Quick Answer
Yes, you can move your kitchen sink, stove, or fridge to a new spot during a renovation. It requires rerouting plumbing, drain lines, gas, or electrical to the new location, and most of this work needs permits and licensed trades in the GTA. The further you move a fixture and the more it disrupts your subfloor or walls, the more it adds to the budget, so plan relocations early in the design.
Yes, you can relocate the sink, stove, and fridge in a GTA renovation
Relocating any of these is entirely possible and very common in modern kitchen renovations, especially when homeowners open up a wall or shift to an island layout. Each appliance just needs its service moved with it. The sink needs both a water supply and a drain, and the drain is the trickier half because it relies on gravity and proper venting. The stove needs either a 240-volt electrical circuit (electric) or a gas line with the right venting and range hood (gas). The fridge is the simplest, needing a standard outlet and, if it has an ice maker, a small water line. In our 20-plus years across Toronto, Vaughan, Mississauga, Markham, and the wider GTA, sink-to-island moves and stove relocations are some of the most requested layout changes we handle. The key is deciding final positions during the design phase, before demolition, so plumbers and electricians can rough in the new locations once and avoid rework. We coordinate licensed, insured, WSIB-cleared trades so every relocation is done to code and stands behind our two-year written workmanship warranty.
Moving the sink is usually the biggest job because of the drain
Of the three, relocating the sink typically drives the most cost and complexity, because the drain must maintain a continuous downward slope toward the existing waste stack and be properly vented. Supply lines for hot and cold water are relatively easy to extend, but a drain that travels several feet, especially to a kitchen island, often means cutting into the subfloor or the ceiling below to run new pipe at the correct pitch. Islands frequently require an air-admittance valve or a loop vent so the trap drains correctly without siphoning. In older Toronto and Hamilton homes, we sometimes find cast iron or undersized lines that benefit from updating while the floor is open. Plumbing alterations like this generally require a permit and a licensed plumber in Ontario, and the work is inspected. Confirm permit specifics with your municipality, since requirements and fees differ across the GTA. Moving a sink only a foot or two along the same wall is minor; relocating it across the room or onto an island is where the real labour, and budget, lands.

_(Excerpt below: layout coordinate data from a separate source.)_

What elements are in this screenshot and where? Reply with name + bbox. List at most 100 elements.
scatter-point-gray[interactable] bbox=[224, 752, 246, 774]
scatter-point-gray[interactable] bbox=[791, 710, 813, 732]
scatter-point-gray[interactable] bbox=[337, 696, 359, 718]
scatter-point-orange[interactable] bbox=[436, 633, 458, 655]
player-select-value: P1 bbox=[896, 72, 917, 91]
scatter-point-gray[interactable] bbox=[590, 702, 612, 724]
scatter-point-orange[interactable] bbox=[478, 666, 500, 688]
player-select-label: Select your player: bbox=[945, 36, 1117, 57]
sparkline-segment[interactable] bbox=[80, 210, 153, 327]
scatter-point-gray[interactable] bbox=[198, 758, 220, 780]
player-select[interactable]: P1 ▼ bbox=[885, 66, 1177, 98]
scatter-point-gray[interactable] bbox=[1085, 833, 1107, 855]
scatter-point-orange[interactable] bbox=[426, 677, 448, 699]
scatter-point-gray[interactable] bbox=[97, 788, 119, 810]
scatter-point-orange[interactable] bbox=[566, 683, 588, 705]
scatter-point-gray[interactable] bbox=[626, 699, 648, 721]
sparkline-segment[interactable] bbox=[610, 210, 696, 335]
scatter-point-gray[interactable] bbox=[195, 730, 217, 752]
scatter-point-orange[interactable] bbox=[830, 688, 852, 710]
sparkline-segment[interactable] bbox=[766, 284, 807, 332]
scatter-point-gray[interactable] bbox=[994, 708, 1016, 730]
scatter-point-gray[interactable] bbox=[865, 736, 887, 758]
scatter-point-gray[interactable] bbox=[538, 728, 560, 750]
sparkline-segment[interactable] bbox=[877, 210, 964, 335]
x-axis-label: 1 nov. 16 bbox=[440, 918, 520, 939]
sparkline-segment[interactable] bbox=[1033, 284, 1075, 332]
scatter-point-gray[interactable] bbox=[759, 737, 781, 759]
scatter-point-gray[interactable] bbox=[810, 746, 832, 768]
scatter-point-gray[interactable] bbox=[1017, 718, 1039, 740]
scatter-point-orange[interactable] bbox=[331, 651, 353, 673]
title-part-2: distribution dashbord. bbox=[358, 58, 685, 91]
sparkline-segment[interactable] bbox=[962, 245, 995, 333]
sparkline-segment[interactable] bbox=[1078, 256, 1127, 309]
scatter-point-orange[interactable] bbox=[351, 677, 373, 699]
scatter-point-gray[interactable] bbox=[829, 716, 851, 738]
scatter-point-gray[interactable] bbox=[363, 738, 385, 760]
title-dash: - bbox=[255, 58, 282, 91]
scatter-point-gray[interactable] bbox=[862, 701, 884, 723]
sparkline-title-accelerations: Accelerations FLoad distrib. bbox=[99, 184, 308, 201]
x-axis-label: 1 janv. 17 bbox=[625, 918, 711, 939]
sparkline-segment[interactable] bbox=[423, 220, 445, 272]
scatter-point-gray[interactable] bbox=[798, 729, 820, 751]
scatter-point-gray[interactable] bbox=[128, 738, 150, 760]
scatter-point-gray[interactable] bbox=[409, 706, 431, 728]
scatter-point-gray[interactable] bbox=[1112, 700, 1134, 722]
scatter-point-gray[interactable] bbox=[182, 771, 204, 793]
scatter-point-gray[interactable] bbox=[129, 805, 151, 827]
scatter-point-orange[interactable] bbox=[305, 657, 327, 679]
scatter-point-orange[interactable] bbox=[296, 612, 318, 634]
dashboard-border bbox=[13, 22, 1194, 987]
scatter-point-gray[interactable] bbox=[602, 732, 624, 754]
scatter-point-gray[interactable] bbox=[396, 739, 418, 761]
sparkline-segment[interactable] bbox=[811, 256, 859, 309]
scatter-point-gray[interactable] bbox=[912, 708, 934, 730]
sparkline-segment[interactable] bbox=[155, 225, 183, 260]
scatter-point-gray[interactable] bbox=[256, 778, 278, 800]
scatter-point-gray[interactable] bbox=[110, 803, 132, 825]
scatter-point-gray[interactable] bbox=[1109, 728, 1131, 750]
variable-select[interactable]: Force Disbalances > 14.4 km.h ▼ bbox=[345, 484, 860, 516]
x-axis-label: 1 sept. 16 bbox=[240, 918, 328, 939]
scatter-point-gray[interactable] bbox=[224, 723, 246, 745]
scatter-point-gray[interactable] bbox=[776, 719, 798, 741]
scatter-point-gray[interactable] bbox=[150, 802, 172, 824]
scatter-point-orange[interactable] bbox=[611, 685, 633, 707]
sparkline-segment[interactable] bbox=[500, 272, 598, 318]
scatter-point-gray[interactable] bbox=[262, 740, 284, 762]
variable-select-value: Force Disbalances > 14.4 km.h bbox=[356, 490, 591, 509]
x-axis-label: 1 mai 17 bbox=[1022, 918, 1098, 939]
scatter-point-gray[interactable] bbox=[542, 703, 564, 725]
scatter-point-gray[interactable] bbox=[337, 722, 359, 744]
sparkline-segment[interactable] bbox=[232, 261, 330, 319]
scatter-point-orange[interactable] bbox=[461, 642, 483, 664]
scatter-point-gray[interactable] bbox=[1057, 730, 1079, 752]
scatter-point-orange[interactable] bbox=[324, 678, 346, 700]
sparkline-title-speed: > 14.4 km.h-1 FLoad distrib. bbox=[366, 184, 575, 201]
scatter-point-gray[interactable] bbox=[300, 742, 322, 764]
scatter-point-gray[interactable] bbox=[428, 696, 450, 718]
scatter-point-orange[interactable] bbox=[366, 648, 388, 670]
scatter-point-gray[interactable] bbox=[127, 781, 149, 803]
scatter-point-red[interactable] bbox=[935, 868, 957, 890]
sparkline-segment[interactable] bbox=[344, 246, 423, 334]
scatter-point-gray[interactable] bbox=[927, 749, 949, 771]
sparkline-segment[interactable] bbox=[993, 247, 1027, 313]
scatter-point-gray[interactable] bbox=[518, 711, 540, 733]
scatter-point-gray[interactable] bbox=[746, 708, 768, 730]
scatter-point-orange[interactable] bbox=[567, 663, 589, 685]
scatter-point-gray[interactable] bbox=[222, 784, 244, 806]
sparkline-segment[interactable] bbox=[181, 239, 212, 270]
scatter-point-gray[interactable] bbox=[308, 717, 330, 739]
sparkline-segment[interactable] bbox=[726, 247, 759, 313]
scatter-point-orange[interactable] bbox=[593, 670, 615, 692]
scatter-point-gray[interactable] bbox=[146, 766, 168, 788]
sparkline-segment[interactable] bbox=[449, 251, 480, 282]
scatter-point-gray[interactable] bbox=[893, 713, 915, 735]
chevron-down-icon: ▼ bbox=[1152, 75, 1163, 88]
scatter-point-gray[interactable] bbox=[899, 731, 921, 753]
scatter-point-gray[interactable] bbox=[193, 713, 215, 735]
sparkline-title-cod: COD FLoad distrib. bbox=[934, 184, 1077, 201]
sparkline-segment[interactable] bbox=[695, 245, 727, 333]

Stove and fridge moves depend on gas, electrical, and venting
Relocating the stove and fridge is generally simpler than the sink, but the details matter. For an electric range you need a dedicated 240-volt circuit run to the new spot, which a licensed electrician handles and which usually requires an Electrical Safety Authority notification or permit in Ontario. For a gas range, the gas line must be extended or relocated by a licensed gas fitter, pressure-tested, and inspected, and you must plan a proper exhaust path for the range hood, ideally vented to the exterior. Moving cooking to an island raises ventilation questions, since a downdraft or ceiling-mounted hood may be needed, which adds cost. The fridge needs only a standard outlet at the new location and, for an ice maker or water dispenser, a dedicated cold-water line and shutoff. Always leave proper clearances and ventilation around the fridge. Because gas and electrical work carries real safety risk, we never recommend DIY here; our trades are licensed and the work is permitted and inspected so it is safe and warrantied.
What relocating fixtures adds to your kitchen renovation cost
Relocating fixtures adds to a kitchen renovation mainly through extra plumbing, gas, and electrical labour, plus any permits and inspections, so it is best to treat figures as estimates until a site visit. As a general anchor, kitchen renovations in the GTA typically start around 25,000 dollars and commonly run from about 25,000 to 75,000 dollars depending on size, finishes, and how much you move. HST is extra. Relocations sit on top of that base because they involve opening floors or walls, running new lines, and patching afterward. A sink moving to an island, a gas stove relocation with new venting, and a fridge water line together can add a meaningful chunk versus a like-for-like layout. We avoid quoting exact line-item prices because every home is different, an older Vaughan bungalow with cast iron differs greatly from a newer Milton build. The honest answer is that we give you a real quote after a site visit, where we can see your stack location, joist direction, and electrical panel capacity, then price the relocations precisely rather than guessing.